AA: A farce of passion, a scene on a park bench. There is more passion in this early film than in typical British films in decades to come. The kiss between the soldier and the maid is more ardent than the one between May Irwin and John Rice, and it is also hotter than anything in the contemporary Lumière films. Quite a discovery, then. One can imagine the dedication and expertise needed to this wonderful restoration. 2K scan, Omnimato, 2011.

2 comments:

Hendrik Teltau said...

Dear Antti,

Thank you for this nice and very complex review on the film.

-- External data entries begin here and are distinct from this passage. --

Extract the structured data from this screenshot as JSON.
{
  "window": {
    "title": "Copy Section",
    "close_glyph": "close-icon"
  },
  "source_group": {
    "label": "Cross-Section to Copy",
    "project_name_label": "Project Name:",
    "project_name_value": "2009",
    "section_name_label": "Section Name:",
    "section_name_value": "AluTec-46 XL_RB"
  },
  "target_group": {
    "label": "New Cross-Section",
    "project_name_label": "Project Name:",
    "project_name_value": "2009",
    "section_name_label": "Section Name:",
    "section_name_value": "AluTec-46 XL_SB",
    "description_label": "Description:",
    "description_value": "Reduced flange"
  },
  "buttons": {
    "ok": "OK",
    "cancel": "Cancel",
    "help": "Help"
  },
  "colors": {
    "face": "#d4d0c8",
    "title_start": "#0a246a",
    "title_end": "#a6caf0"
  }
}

If anyone has questions on the restoration, I would be pleased to answer them. You can also visit our facebook presence at www.facebook.com/omnimago and start a discussion there or meet us at the BBC's archive symposium this week. http://www.dft-film.com/archive/symposium.php

Antti Alanen said...

Dear Hendrik, thank you, and as you noticed, I copied Ian Christie and Irela Nuñez's notes from the Le Giornate del Cinema Muto catalogue, and just added a few sentences to the end. Remarkable work from you!